The treatment of an overuse injury depends on the individual case. The sooner you identify an overuse injury and the sooner you start to fix it, the sooner you will be back to pain-free cycling. It’s like being a detective. How did you develop the injury in the first place? This information will allow you to tailor your rehabilitation plan to the specific needs of the injury.
Recovery and treatment require modified rest. Effective treatment will include aspects of flexibility, anti-inflammation, strength, biomechanics and nutrition. The re-training of pedaling skills should be included. Possible intervals should include one-legged pedaling and fast pedaling. Controlling variables such as gearing, heart rate, cadence, and terrain can help, too. Consider making a healthy habit of having a complete physical at the completion of a competitive season. This physical should include physiological markers, cycling biomechanics, and musculoskeletal examination. Attention to observed deficits in your seasonal training plan will allow for greater performance gains over the following season.
The key to injury-free performance is the athlete’s ability to discern and report irregular pain and dysfunction. The body is adaptable to a certain point. Attempts to push the body past the point of adaptation will lead to injury and/or pain-induced performance reduction.
Be safe, be smart, train right!
Erik Moen PT, CSCS is a coach with Carmichael Training Systems. Erik is
the clinic director of Physiotherapy Associates – Northgate in Seattle, WA, an outpatient orthopedic and sports physical therapy practice. Erik can be reached through CTS at www.trainright.com
What are common overuse injuries?
Anterior knee pain, ilio-tibial band tendinitis, spinal pain (neck and lower back), hamstring tendinitis, and extremity (hand and foot) numbness/pain are among the most common overuse injuries. Here are some of the reasons why they occur:
Anterior knee pain >> Low saddle, low cadence, quad bias pedaling, misaligned cleat, and muscle imbalance (strong quads, weak hamstrings).

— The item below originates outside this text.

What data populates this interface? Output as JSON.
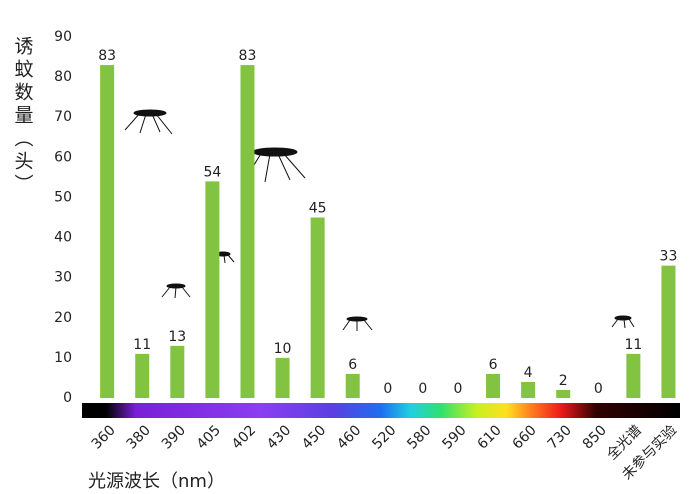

Ilio-tibial band tendinitis >> High saddle, leg-length difference, and misaligned cleat.
Neck pain >> Long/low handlebars, short-reach handlebars, and downward tilt of saddle.

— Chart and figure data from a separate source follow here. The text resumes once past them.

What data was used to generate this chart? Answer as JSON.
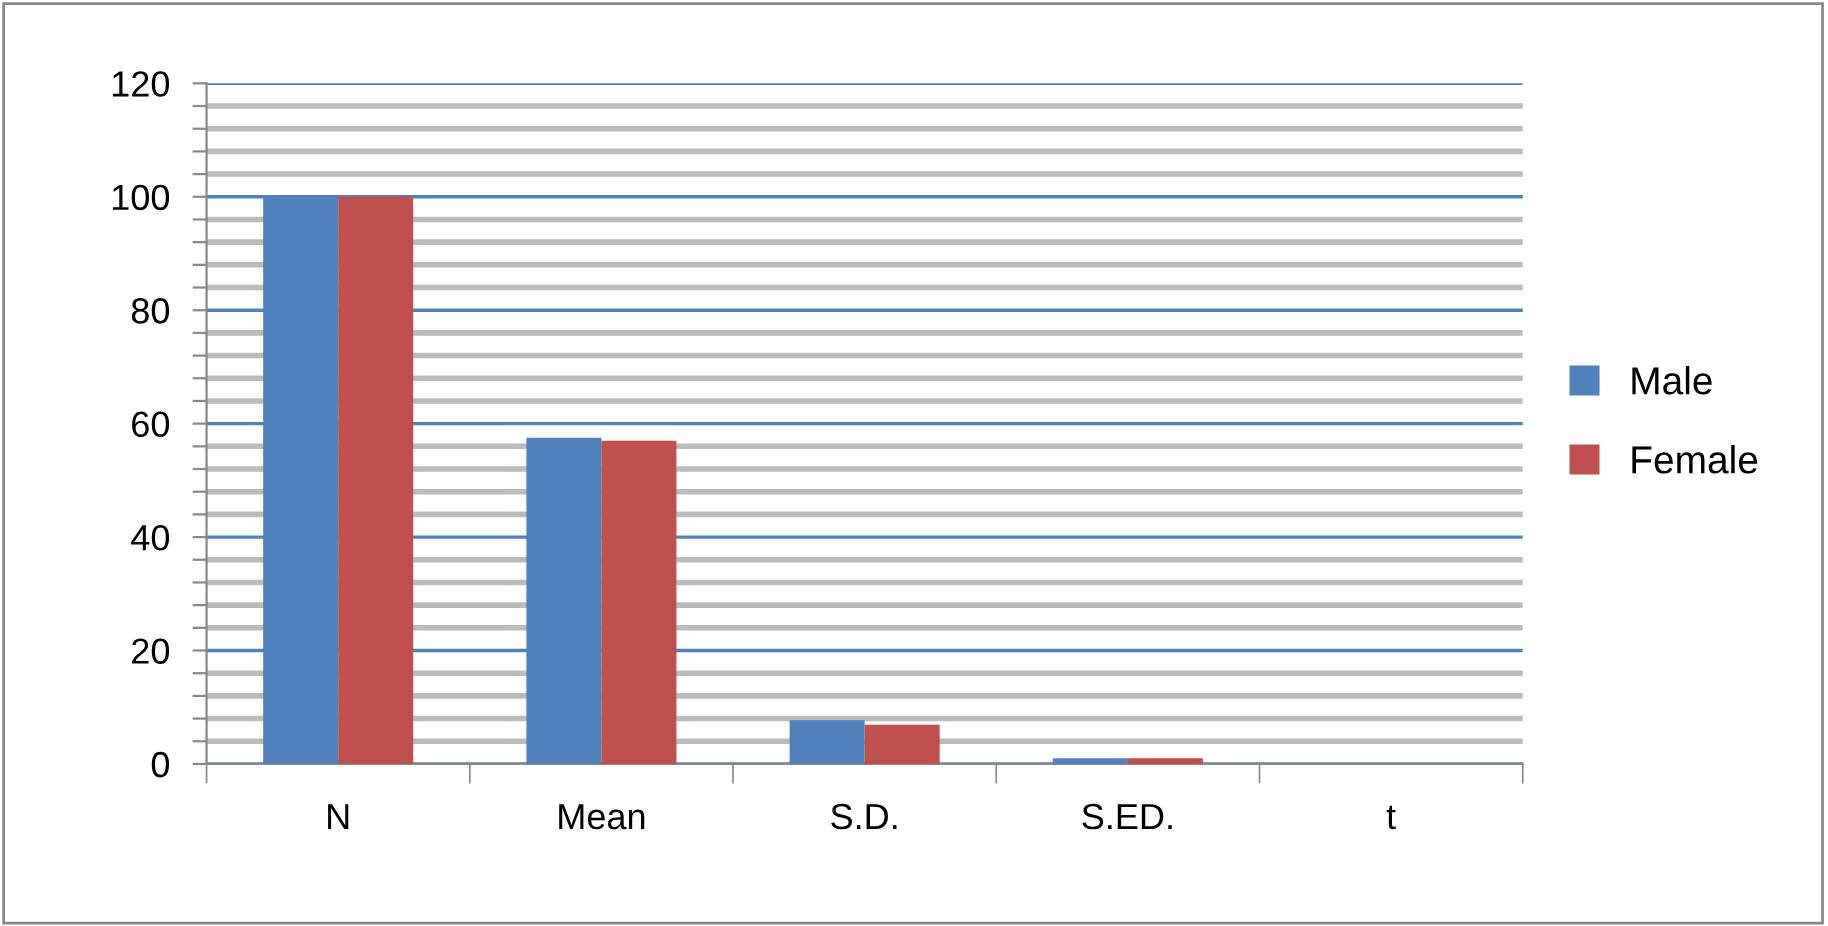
{
  "chart_data": {
    "type": "bar",
    "categories": [
      "N",
      "Mean",
      "S.D.",
      "S.ED.",
      "t"
    ],
    "series": [
      {
        "name": "Male",
        "color": "#4f81bd",
        "values": [
          100,
          57.5,
          7.7,
          1,
          0
        ]
      },
      {
        "name": "Female",
        "color": "#c0504d",
        "values": [
          100,
          57,
          6.9,
          1,
          0
        ]
      }
    ],
    "ylim": [
      0,
      120
    ],
    "yticks": [
      0,
      {
        "value": 4,
        "label": null
      },
      {
        "value": 8,
        "label": null
      },
      {
        "value": 12,
        "label": null
      },
      {
        "value": 16,
        "label": null
      },
      20,
      {
        "value": 24,
        "label": null
      },
      {
        "value": 28,
        "label": null
      },
      {
        "value": 32,
        "label": null
      },
      {
        "value": 36,
        "label": null
      },
      40,
      {
        "value": 44,
        "label": null
      },
      {
        "value": 48,
        "label": null
      },
      {
        "value": 52,
        "label": null
      },
      {
        "value": 56,
        "label": null
      },
      60,
      {
        "value": 64,
        "label": null
      },
      {
        "value": 68,
        "label": null
      },
      {
        "value": 72,
        "label": null
      },
      {
        "value": 76,
        "label": null
      },
      80,
      {
        "value": 84,
        "label": null
      },
      {
        "value": 88,
        "label": null
      },
      {
        "value": 92,
        "label": null
      },
      {
        "value": 96,
        "label": null
      },
      100,
      {
        "value": 104,
        "label": null
      },
      {
        "value": 108,
        "label": null
      },
      {
        "value": 112,
        "label": null
      },
      {
        "value": 116,
        "label": null
      },
      120
    ],
    "grid": "y",
    "legend": "right"
  }
}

Low back pain >> Inflexible hamstrings, low cadence, quad bias pedaling, poor back strength, and long/low handlebars.
Hamstring tendinitis >> Inflexible hamstrings, high saddle, misaligned cleat, and poor hamstring strength.
Hand numbness/pain >> Short-reach handlebars, poorly placed brake levers and downward tilt of saddle.
Foot numbness/pain >> Quad bias pedaling, low cadence, faulty foot mechanics, and poor cleat placement.